The works’ durability and whimsy make them perfect companions for the children at the CDRC.
The works of internationally acclaimed sculptor Frank Fleming, which are part of public and private collections around the world, include a growing cast of fanciful characters in the sculpture garden of the Child Development Research Center at The University of Alabama.
Fleming, a native of Marion County, Alabama, creates fantastical characters drawn from nature and his own rich imagination and crafts them in bronze. The works’ durability and whimsy make them perfect companions for the children at the CDRC.
Fleming’s latest installment in the garden is a family of ducks named Judy, Milla and Amy. They join the larger-than-life Peter the Rabbit, Frank the Frog and John the Turtle, which were already in the garden. All nestle in the shrubs just steps away from the center’s entrance, greeting the children as they arrive each morning.
Fleming, who was born in 1940, suffered from a speech impediment that kept him mute and isolated for most of his childhood. Yet he credits those childhood challenges and his rural upbringing for his love of nature and the close observations that later informed his art.
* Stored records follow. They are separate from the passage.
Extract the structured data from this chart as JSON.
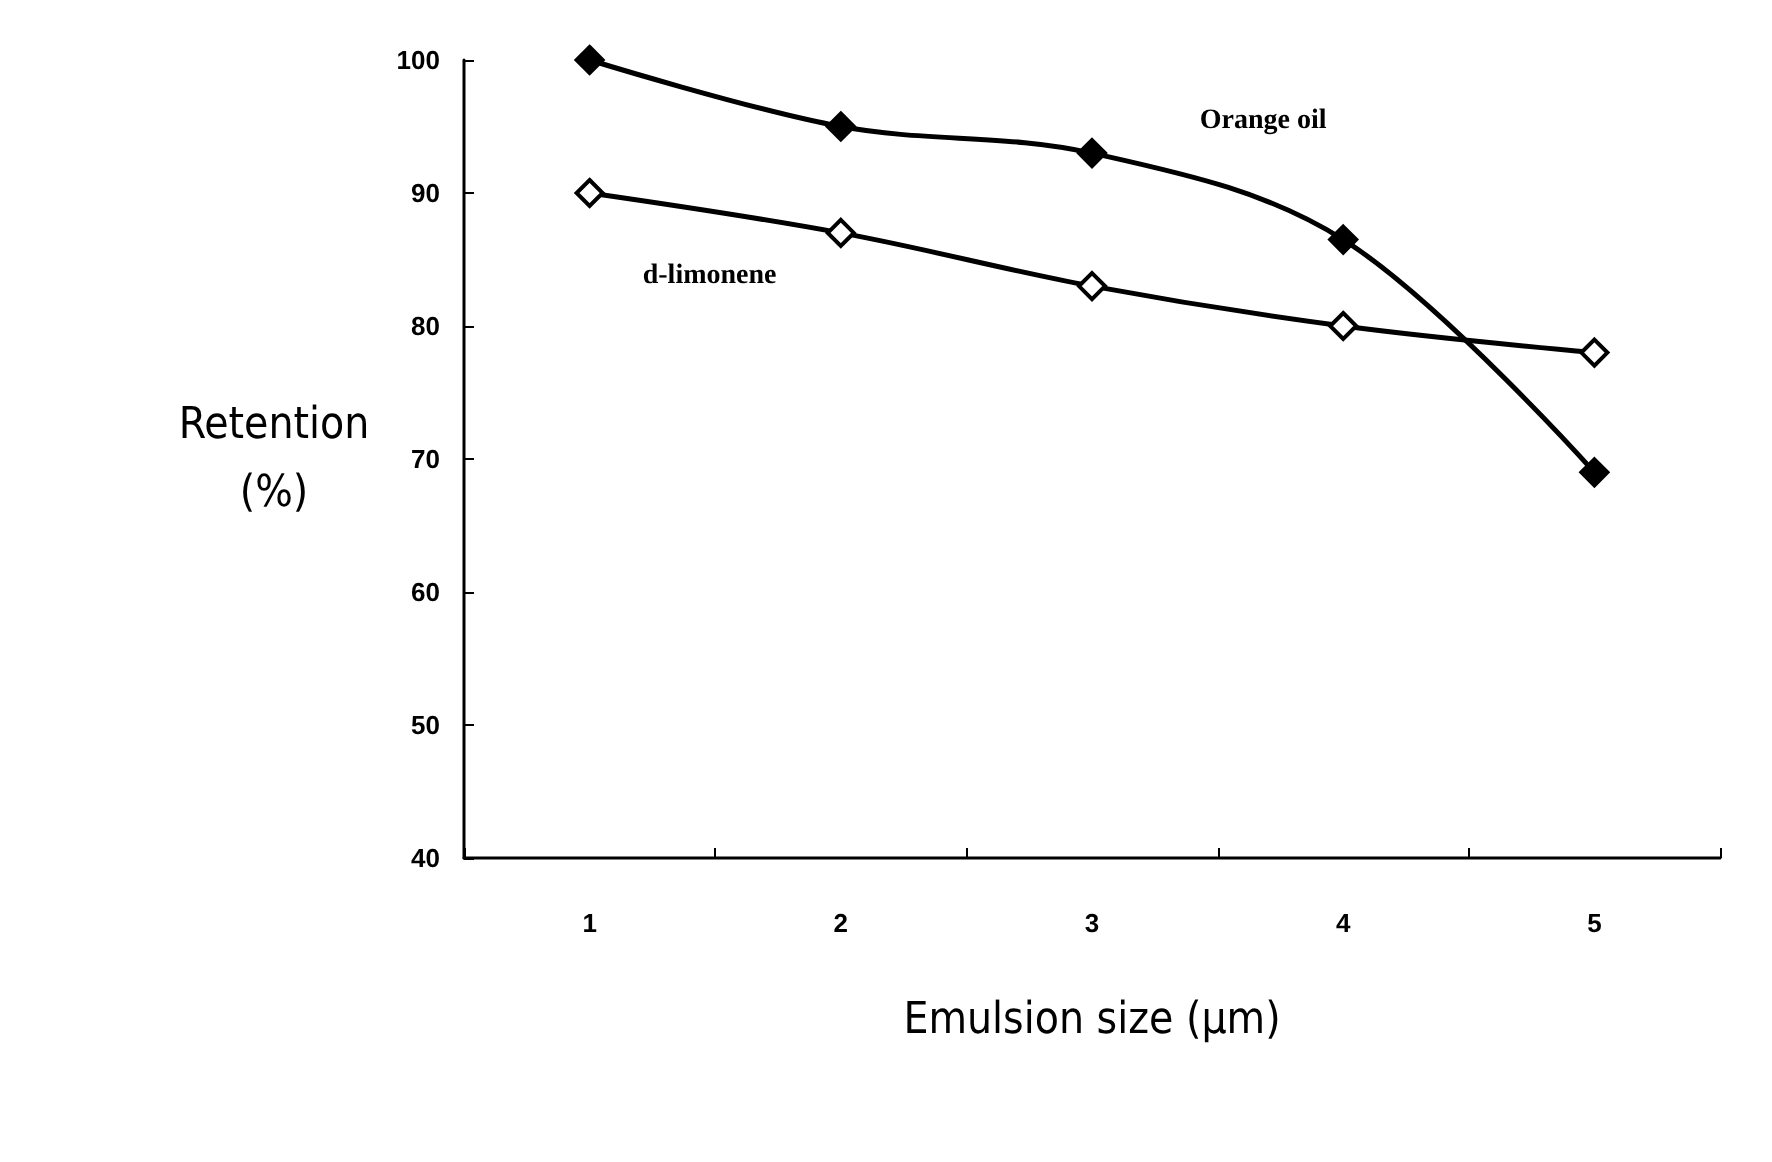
{
  "chart_data": {
    "type": "line",
    "xlabel": "Emulsion size (μm)",
    "ylabel": "Retention\n(%)",
    "categories": [
      "1",
      "2",
      "3",
      "4",
      "5"
    ],
    "series": [
      {
        "name": "Orange oil",
        "color": "#000000",
        "marker": "diamond",
        "values": [
          100,
          95,
          93,
          86.5,
          69
        ]
      },
      {
        "name": "d-limonene",
        "color": "#000000",
        "marker": "diamond",
        "values": [
          90,
          87,
          83,
          80,
          78
        ]
      }
    ],
    "ylim": [
      40,
      100
    ],
    "yticks": [
      40,
      50,
      60,
      70,
      80,
      90,
      100
    ],
    "grid": false,
    "legend": false,
    "line_style": "solid"
  }
}
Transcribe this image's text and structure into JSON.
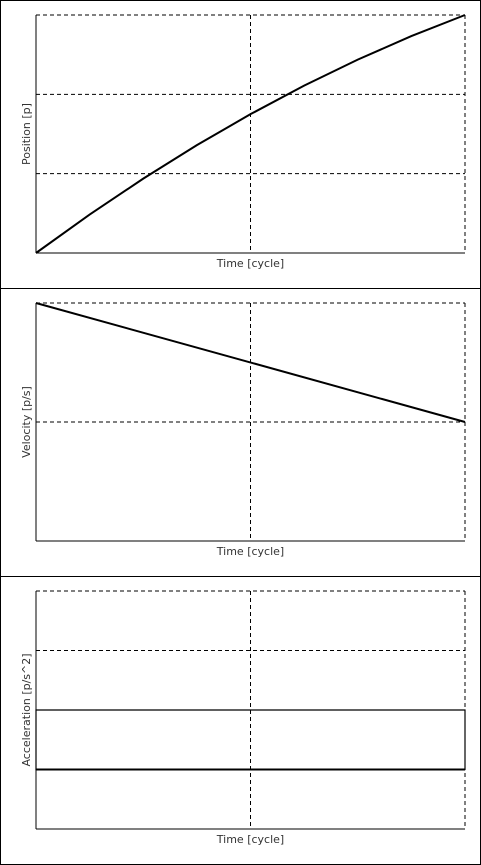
{
  "chart_data": [
    {
      "type": "line",
      "ylabel": "Position [p]",
      "xlabel": "Time [cycle]",
      "x": [
        0,
        0.25,
        0.5,
        0.75,
        1,
        1.25,
        1.5,
        1.75,
        2
      ],
      "series": [
        {
          "color": "#000000",
          "values": [
            0,
            0.484375,
            0.9375,
            1.359375,
            1.75,
            2.109375,
            2.4375,
            2.734375,
            3
          ]
        }
      ],
      "xlim": [
        0,
        2
      ],
      "xticks": [
        1
      ],
      "ylim": [
        0,
        3
      ],
      "yticks": [
        1,
        2
      ],
      "grid": true
    },
    {
      "type": "line",
      "ylabel": "Velocity [p/s]",
      "xlabel": "Time [cycle]",
      "x": [
        0,
        2
      ],
      "series": [
        {
          "color": "#000000",
          "values": [
            2,
            1
          ]
        }
      ],
      "xlim": [
        0,
        2
      ],
      "xticks": [
        1
      ],
      "ylim": [
        0,
        2
      ],
      "yticks": [
        1
      ],
      "grid": true
    },
    {
      "type": "area",
      "ylabel": "Acceleration [p/s^2]",
      "xlabel": "Time [cycle]",
      "x": [
        0,
        2
      ],
      "series": [
        {
          "color": "#000000",
          "values": [
            -0.5,
            -0.5
          ]
        }
      ],
      "xlim": [
        0,
        2
      ],
      "xticks": [
        1
      ],
      "ylim": [
        -1,
        1
      ],
      "yticks": [
        -0.5,
        0,
        0.5
      ],
      "grid": true
    }
  ]
}
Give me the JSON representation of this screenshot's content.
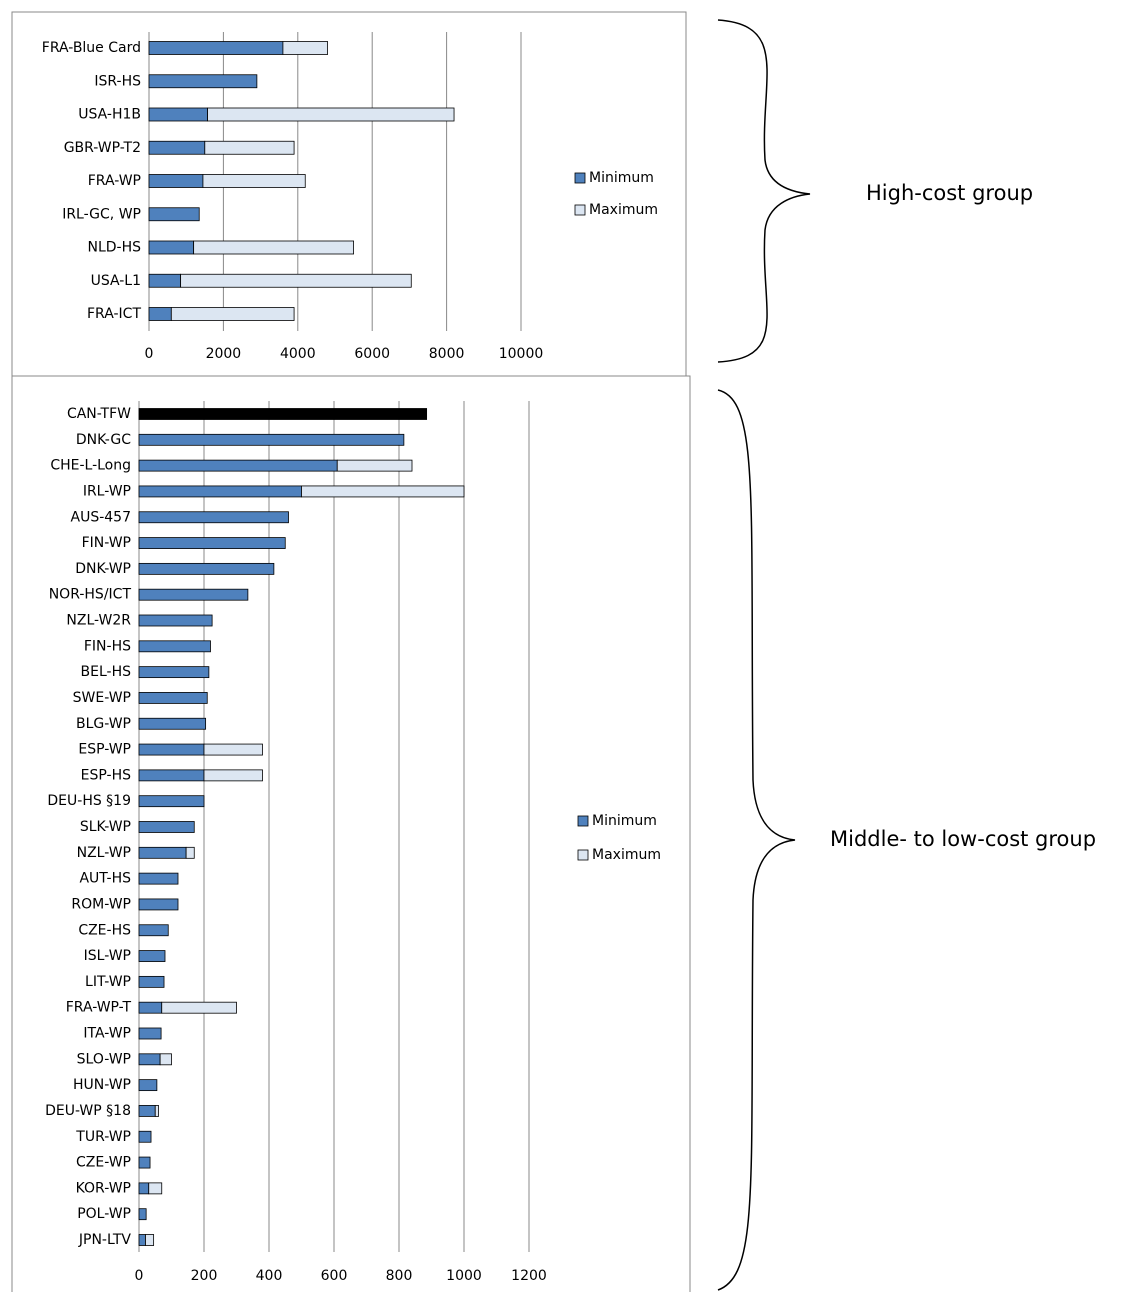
{
  "chart_data": [
    {
      "type": "bar",
      "orientation": "horizontal",
      "stacked": true,
      "annotation": "High-cost group",
      "categories": [
        "FRA-Blue Card",
        "ISR-HS",
        "USA-H1B",
        "GBR-WP-T2",
        "FRA-WP",
        "IRL-GC, WP",
        "NLD-HS",
        "USA-L1",
        "FRA-ICT"
      ],
      "series": [
        {
          "name": "Minimum",
          "color": "#4f81bd",
          "values": [
            3600,
            2900,
            1575,
            1500,
            1450,
            1350,
            1200,
            850,
            600
          ]
        },
        {
          "name": "Maximum",
          "color": "#dce6f2",
          "values": [
            1200,
            null,
            6625,
            2400,
            2750,
            null,
            4300,
            6200,
            3300
          ]
        }
      ],
      "xlim": [
        0,
        10000
      ],
      "xticks": [
        0,
        2000,
        4000,
        6000,
        8000,
        10000
      ],
      "grid": true,
      "legend": "right"
    },
    {
      "type": "bar",
      "orientation": "horizontal",
      "stacked": true,
      "annotation": "Middle- to low-cost group",
      "categories": [
        "CAN-TFW",
        "DNK-GC",
        "CHE-L-Long",
        "IRL-WP",
        "AUS-457",
        "FIN-WP",
        "DNK-WP",
        "NOR-HS/ICT",
        "NZL-W2R",
        "FIN-HS",
        "BEL-HS",
        "SWE-WP",
        "BLG-WP",
        "ESP-WP",
        "ESP-HS",
        "DEU-HS §19",
        "SLK-WP",
        "NZL-WP",
        "AUT-HS",
        "ROM-WP",
        "CZE-HS",
        "ISL-WP",
        "LIT-WP",
        "FRA-WP-T",
        "ITA-WP",
        "SLO-WP",
        "HUN-WP",
        "DEU-WP §18",
        "TUR-WP",
        "CZE-WP",
        "KOR-WP",
        "POL-WP",
        "JPN-LTV"
      ],
      "series": [
        {
          "name": "Minimum",
          "color": "#4f81bd",
          "values": [
            885,
            815,
            610,
            500,
            460,
            450,
            415,
            335,
            225,
            220,
            215,
            210,
            205,
            200,
            200,
            200,
            170,
            145,
            120,
            120,
            90,
            80,
            77,
            70,
            68,
            65,
            55,
            50,
            37,
            34,
            30,
            22,
            20
          ]
        },
        {
          "name": "Maximum",
          "color": "#dce6f2",
          "values": [
            null,
            null,
            230,
            500,
            null,
            null,
            null,
            null,
            null,
            null,
            null,
            null,
            null,
            180,
            180,
            null,
            null,
            25,
            null,
            null,
            null,
            null,
            null,
            230,
            null,
            35,
            null,
            10,
            null,
            null,
            40,
            null,
            25
          ]
        }
      ],
      "highlight": {
        "index": 0,
        "color": "#000000"
      },
      "xlim": [
        0,
        1200
      ],
      "xticks": [
        0,
        200,
        400,
        600,
        800,
        1000,
        1200
      ],
      "grid": true,
      "legend": "right"
    }
  ]
}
Eventually the artist overcame his difficulties with speech through years of intensive therapy. His interest in creating art grew in college, and he earned a bachelor’s degree in art from Florence State College (now the University of North Alabama) in 1962 and a master’s in fine arts from The University of Alabama in 1973.
Although Fleming’s best- known work is “The Storyteller,” located in Birmingham, his sculptures appear in collections from the Smithsonian American Art Museum to galleries in New York and France. In 2009, Dean Milla Boschung commissioned Fleming to create the first works for the CDRC, which were given on behalf of John L. and Margaret Rhoads.